Infortunadamente estamos muy contaminados de las facilidades que rodean nuestra vida y es inconcebible pensar en que tendremos que pasar por momentos dolorosos, sobre todo en el aspecto corporal, pues en lo sentimental, aunque nadie se salva de las decepciones, las relaciones se desbaratan tan rápido como se realizan.  De eso tenemos infinidad de casos en los medios de comunicación, que nos presentan relaciones desechables al por mayor, sin dar oportunidad a la reflexión o al desarrollo de virtudes como la caridad y la paciencia, que se van poniendo en práctica gracias al amor, el principal motor que lleva a las personas a decidirse por tener un matrimonio, una amistad o un trabajo duradero, por mencionar sólo unos ejemplos.

Por temor y comodidad es que las naciones optan por dar a sus ciudadanos la opción de la “puerta falsa”, legalizando la eutanasia y el suicidio asistido.  Sin importar que la vida humana sea única y que nadie tenga derecho a acabar con ella, ni siquiera el sufriente, pues antes que a nadie le pertenece a Dios, presentan un panorama falaz, con una piedad engañosa para que quien tome la decisión se sienta sin culpa.  Porque es seguro que, aunado al miedo, le embargará el remordimiento, la conciencia clamará que está actuando mal, la voz del Espíritu Santo, que habita en el alma del bautizado mientras no sea ahuyentado por el pecado, alertará al infeliz sobre la aberración que estará a punto de cometer.

Sí, el suicidio asistido quita la oportunidad al enfermo de ofrecer sus sufrimientos por el perdón sus pecados, o quizá, el valor de una ofrenda agradable a Dios por alguna  causa concreta.  Recuerdo cuando estaba en misiones, era muy común escuchar que las personas ofrecían sus enfermedades por el éxito de la evangelización o del retiro de tres días.  Y, por supuesto, Dios las escuchaba y había muchos frutos y conversiones.  Ese valor sobrenatural que tiene el sufrimiento nada puede suplirlo.  Por desgracia, el desconocimiento y la ignorancia del enorme beneficio que se puede obtener a través de los sacrificios es evitado o menospreciado.  Y no se trata de hacer actos heroicos.  Escuchar la plática de una persona que nos molesta, dar un saludo a quien no nos agrada, son pequeñas obras de misericordia que nos ganan puntos a favor.  Qué decir entonces de quien se atreve a perdonar a alguien que le ha hecho mucho daño, hace poco leí el caso de una mujer que había abrazado al asesino de su hijo ¡sólo por amor a Dios! Esos actos solamente Él puede inspirar y ayudar a conseguirlos.

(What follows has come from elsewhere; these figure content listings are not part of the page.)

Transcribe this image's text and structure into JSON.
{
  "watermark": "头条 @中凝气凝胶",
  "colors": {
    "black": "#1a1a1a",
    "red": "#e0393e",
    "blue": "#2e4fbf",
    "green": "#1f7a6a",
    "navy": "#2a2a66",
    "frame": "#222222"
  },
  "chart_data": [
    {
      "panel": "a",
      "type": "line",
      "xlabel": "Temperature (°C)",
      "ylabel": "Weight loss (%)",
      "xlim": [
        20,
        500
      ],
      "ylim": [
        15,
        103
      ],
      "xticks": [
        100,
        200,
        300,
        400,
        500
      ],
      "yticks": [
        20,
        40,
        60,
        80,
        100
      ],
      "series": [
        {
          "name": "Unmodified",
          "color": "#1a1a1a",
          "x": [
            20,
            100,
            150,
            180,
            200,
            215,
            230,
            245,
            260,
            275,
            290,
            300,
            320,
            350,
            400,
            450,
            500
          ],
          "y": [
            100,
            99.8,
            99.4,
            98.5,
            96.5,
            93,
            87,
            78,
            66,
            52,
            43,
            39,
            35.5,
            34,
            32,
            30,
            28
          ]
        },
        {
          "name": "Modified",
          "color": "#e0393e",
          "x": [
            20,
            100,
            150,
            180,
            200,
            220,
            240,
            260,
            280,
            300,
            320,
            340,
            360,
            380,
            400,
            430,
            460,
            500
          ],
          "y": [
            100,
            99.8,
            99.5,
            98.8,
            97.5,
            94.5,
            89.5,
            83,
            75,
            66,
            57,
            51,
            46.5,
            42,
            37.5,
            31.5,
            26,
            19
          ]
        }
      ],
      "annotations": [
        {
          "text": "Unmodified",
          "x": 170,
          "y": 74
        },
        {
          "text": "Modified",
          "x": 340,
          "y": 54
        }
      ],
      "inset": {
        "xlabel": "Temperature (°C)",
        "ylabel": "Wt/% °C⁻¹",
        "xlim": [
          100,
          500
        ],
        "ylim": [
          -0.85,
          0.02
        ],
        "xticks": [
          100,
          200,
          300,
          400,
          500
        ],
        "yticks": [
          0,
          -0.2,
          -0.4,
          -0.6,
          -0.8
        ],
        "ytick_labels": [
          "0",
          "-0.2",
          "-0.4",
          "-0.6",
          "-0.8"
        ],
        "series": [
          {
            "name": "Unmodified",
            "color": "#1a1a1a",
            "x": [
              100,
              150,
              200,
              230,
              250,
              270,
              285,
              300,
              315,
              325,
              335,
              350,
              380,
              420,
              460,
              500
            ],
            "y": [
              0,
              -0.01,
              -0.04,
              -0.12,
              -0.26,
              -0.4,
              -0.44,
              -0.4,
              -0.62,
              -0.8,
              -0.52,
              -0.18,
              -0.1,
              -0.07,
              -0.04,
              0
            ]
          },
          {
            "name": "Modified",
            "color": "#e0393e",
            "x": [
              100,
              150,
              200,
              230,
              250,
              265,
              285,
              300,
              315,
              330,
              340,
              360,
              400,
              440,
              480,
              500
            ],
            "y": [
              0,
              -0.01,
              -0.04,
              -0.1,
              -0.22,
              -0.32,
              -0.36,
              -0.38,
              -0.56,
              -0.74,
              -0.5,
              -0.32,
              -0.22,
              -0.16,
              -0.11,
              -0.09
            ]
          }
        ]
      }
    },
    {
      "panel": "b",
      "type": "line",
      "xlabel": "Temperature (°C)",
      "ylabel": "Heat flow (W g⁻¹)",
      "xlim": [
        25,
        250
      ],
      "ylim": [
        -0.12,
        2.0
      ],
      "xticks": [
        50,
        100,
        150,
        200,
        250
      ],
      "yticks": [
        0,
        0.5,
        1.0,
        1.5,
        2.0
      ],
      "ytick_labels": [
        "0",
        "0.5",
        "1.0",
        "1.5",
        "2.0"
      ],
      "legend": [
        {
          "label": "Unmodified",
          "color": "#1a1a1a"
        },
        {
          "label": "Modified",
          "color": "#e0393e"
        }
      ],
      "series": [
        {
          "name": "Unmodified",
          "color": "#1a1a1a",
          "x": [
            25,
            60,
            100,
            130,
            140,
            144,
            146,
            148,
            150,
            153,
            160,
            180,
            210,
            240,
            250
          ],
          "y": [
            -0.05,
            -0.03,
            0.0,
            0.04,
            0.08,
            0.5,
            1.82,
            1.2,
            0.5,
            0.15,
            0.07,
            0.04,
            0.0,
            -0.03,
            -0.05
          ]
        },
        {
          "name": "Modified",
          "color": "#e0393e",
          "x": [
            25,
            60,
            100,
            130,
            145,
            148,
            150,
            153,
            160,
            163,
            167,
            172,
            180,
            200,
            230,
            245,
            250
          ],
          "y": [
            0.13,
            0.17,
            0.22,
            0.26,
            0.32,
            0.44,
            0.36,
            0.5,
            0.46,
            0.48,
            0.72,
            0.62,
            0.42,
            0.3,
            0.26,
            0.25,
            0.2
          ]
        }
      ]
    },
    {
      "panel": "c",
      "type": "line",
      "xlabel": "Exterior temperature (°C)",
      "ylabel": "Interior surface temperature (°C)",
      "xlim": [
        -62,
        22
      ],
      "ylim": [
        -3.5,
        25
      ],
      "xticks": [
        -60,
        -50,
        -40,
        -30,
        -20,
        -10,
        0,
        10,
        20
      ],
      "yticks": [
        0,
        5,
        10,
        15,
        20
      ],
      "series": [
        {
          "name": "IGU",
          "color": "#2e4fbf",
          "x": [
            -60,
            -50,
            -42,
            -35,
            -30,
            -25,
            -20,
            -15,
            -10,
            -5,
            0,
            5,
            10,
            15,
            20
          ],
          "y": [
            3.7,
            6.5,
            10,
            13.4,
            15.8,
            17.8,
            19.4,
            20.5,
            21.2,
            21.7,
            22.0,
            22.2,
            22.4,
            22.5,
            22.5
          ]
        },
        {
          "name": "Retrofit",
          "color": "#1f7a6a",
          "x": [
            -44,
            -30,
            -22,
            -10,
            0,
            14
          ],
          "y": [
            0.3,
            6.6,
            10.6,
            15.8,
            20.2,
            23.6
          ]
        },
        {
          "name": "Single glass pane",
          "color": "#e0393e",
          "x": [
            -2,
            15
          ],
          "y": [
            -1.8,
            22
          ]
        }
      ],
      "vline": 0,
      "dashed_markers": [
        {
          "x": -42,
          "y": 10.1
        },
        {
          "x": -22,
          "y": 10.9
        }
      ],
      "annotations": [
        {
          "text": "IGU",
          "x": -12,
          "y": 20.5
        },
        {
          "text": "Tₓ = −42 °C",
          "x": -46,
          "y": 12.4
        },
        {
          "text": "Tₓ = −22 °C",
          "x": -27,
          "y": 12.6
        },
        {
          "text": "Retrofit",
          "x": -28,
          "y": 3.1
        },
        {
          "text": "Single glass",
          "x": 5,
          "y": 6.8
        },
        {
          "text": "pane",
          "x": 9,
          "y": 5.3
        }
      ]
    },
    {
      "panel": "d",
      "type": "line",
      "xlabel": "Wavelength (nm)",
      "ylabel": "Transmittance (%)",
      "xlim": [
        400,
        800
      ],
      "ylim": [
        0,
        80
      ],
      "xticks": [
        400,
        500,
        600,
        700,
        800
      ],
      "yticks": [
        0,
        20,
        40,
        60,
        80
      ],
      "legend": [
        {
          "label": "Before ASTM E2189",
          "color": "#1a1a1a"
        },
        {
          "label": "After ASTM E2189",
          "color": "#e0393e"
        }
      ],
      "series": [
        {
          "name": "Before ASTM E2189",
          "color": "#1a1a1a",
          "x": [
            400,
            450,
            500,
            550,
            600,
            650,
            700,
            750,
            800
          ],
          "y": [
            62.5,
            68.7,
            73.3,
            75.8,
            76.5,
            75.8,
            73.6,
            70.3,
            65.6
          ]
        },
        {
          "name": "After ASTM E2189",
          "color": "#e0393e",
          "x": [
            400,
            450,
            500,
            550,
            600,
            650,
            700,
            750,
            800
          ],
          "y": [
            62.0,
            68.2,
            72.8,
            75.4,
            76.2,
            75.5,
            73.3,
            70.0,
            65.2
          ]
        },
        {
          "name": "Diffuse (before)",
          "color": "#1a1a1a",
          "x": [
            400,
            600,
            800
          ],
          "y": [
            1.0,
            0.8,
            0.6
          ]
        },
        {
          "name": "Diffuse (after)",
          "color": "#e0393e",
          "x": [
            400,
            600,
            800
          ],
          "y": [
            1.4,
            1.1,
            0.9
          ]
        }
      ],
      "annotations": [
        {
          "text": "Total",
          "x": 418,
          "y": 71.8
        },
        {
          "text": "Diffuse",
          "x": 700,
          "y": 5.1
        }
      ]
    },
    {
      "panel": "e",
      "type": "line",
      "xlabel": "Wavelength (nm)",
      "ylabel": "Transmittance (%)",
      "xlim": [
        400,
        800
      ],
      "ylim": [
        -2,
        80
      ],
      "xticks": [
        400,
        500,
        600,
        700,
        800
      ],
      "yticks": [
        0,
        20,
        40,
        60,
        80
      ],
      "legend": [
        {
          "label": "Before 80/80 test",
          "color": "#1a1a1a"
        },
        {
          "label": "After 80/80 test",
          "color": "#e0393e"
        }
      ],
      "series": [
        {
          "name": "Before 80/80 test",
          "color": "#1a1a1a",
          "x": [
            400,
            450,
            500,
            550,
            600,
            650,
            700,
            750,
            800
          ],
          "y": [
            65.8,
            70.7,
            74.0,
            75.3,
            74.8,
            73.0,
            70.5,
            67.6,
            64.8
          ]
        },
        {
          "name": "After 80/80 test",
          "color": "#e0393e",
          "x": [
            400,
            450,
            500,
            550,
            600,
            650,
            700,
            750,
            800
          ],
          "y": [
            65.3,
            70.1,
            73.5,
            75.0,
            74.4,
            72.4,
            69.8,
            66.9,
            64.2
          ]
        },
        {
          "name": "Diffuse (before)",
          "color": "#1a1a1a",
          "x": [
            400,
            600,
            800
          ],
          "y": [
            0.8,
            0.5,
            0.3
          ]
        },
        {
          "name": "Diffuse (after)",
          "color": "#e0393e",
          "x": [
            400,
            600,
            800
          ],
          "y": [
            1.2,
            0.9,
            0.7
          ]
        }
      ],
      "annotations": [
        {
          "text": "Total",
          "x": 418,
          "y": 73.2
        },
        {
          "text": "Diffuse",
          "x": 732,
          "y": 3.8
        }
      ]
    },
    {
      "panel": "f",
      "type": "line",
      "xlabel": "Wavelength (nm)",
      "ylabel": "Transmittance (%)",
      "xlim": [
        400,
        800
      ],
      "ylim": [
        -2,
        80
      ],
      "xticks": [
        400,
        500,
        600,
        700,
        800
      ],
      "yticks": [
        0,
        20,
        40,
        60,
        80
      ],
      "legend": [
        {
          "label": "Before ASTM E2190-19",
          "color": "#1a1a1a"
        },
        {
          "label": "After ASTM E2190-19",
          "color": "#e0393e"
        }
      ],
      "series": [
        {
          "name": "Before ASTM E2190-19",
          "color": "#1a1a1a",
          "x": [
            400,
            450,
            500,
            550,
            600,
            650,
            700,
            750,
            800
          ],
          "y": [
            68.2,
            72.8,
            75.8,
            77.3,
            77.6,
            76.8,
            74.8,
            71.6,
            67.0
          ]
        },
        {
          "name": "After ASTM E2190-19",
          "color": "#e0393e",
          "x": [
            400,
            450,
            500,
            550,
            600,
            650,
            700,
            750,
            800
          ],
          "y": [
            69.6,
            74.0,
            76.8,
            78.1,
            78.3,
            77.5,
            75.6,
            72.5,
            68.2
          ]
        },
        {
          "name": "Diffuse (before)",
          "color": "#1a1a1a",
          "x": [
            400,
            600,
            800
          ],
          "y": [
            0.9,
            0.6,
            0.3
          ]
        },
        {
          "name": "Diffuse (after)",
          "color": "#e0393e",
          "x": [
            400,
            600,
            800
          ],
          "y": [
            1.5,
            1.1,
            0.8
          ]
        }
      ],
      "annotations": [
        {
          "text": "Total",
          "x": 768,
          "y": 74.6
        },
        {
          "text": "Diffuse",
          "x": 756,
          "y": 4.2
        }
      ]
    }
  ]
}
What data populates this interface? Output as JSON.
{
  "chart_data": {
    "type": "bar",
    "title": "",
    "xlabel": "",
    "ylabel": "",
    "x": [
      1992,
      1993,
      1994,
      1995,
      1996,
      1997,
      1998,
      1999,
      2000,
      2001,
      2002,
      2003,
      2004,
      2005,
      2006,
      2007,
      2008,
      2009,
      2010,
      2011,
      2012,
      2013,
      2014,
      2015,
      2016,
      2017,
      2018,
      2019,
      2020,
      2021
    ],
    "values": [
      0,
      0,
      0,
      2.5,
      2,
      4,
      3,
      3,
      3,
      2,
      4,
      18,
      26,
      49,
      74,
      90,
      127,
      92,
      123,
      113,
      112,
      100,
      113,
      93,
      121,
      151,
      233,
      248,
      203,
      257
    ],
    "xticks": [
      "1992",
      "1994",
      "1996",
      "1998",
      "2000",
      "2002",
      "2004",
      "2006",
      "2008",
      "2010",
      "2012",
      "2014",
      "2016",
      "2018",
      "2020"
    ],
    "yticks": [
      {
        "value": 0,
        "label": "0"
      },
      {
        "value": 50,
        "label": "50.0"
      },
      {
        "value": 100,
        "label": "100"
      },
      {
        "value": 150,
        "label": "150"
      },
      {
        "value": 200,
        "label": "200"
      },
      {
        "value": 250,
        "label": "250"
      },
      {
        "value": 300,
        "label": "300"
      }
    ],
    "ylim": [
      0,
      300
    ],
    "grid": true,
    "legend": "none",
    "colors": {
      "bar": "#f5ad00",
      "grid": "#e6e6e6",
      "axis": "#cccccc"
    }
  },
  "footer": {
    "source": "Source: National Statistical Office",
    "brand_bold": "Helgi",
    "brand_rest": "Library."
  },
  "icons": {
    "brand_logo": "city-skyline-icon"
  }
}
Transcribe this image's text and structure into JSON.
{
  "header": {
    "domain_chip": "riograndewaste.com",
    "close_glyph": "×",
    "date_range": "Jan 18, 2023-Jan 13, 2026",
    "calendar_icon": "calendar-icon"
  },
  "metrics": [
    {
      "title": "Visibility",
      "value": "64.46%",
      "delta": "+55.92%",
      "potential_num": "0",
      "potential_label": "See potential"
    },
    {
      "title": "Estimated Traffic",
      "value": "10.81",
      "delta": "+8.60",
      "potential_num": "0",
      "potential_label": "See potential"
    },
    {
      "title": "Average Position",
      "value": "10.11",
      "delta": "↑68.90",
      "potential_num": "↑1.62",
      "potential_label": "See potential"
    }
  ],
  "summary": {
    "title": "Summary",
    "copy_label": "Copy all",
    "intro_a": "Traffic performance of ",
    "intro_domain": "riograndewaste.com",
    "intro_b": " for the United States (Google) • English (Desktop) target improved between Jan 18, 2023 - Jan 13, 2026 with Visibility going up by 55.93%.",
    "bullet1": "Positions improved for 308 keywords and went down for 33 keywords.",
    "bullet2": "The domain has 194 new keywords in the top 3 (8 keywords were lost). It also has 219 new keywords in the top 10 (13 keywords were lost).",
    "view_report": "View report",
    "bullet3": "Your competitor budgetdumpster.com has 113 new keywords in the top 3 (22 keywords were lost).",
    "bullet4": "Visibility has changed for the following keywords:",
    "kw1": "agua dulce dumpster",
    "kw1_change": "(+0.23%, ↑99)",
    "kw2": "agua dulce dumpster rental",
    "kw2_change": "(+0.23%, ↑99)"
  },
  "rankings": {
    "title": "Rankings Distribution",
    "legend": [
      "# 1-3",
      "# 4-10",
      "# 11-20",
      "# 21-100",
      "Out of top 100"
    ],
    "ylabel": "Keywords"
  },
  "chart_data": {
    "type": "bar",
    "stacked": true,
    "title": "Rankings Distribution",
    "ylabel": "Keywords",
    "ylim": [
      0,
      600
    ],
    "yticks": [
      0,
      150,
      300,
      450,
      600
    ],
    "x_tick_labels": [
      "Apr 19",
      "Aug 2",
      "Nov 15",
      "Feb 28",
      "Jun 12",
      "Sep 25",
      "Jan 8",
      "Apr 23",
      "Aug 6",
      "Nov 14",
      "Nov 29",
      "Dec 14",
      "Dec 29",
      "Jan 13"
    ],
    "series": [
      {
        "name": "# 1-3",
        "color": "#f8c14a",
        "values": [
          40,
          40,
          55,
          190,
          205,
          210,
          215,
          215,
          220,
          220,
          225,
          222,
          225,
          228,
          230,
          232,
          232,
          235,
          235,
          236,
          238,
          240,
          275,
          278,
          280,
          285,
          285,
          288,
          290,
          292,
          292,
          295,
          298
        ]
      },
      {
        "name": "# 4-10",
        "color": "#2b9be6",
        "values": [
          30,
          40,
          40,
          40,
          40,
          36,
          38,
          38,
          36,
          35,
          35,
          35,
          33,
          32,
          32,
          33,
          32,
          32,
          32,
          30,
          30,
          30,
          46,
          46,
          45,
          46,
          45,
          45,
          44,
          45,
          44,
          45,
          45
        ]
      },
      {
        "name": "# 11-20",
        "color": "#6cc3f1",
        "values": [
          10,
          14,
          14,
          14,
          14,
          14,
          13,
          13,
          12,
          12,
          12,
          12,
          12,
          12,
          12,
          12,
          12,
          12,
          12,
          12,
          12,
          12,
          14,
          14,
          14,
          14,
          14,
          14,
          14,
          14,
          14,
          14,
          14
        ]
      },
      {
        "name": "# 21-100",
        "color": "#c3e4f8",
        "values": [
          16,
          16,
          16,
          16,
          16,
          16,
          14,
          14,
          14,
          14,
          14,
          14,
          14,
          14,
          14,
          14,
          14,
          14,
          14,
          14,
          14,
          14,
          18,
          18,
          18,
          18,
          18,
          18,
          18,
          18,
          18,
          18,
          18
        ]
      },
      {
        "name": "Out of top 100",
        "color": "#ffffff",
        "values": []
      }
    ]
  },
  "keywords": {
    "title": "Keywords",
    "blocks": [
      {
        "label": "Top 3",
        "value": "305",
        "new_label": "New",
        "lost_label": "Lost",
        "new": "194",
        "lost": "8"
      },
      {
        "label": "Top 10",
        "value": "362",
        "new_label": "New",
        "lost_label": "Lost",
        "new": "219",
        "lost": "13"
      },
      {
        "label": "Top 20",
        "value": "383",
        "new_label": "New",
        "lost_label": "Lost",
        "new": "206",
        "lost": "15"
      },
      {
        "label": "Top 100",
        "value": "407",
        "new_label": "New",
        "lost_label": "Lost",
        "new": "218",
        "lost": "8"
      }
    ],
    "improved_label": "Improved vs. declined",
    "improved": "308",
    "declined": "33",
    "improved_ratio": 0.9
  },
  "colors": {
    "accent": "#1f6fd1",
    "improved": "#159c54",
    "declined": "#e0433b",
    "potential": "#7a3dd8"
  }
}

Con mayor razón, nos dará la fortaleza necesaria para enfrentar el dolor físico.  Además hay que pensar en que los avances de la medicina son sorprendentes y que pueden hacerlo más llevadero.  No tengamos miedo, el Señor no nos dará una carga más pesada que la que podamos llevar, por eso no dejemos de hacer oración y recemos tanto por nuestros seres queridos, por nosotros mismos y por las personas que se sienten tan solas o desesperadas que creen que no hay otro camino más que el dejar de existir.

Atentar contra nuestra propia vida también es faltar al quinto mandamiento de la Ley de Dios.  No ofendamos al Señor pesando siquiera en privarnos de la existencia o «ayudar» a otros a que lo hagan, fingiendo una falsa misericordia.  La vida es sagrada y nada ni nadie puede acabar con ella.

 

Que Dios nos ayude para enfrentar la enfermedad y los padecimientos físicos, morales y espirituales sin desistir ni perder la fe.